Les contrebandiers ont peur des touristes
“Les contrebandiers n’aiment pas être vus par des touristes. Ils craignent d’être dénoncés aux gardes-frontières”,
nous confie-t-on. D’autres assertions confortent l’idée selon laquelle les trafiquants, en tout genre, ne s’attaquent jamais aux étrangers en quête d’aventure dans le désert. “Ils ont pour habitude de voler les véhicules de Sonatrach mais jamais ceux des touristes”, soutient-on encore.
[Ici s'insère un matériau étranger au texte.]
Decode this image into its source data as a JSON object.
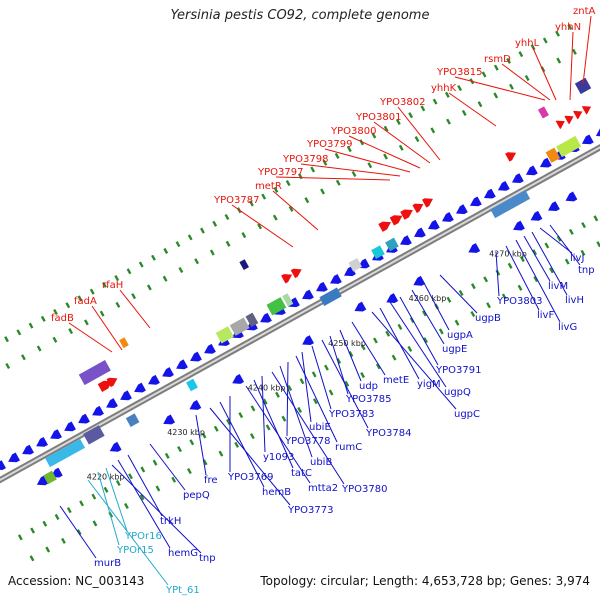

Dans cette affaire où tout semble surréaliste, les contrebandiers, notamment les réseaux impliqués dans le trafic des cigarettes Marlboro, à la frontière avec le Niger, ont été, a contrario, mis à contribution pour savoir si les touristes n’étaient pas partis chez le voisin nigérien. La réponse à cette question est venue des autorités de ce pays qui ont fermement récusé cette probabilité. Du côté libyen, les gardes-frontières ont également soutenu qu’aucun des disparus n’a passée la frontière. Sont-ils alors en Algérie, peut-être égarés ?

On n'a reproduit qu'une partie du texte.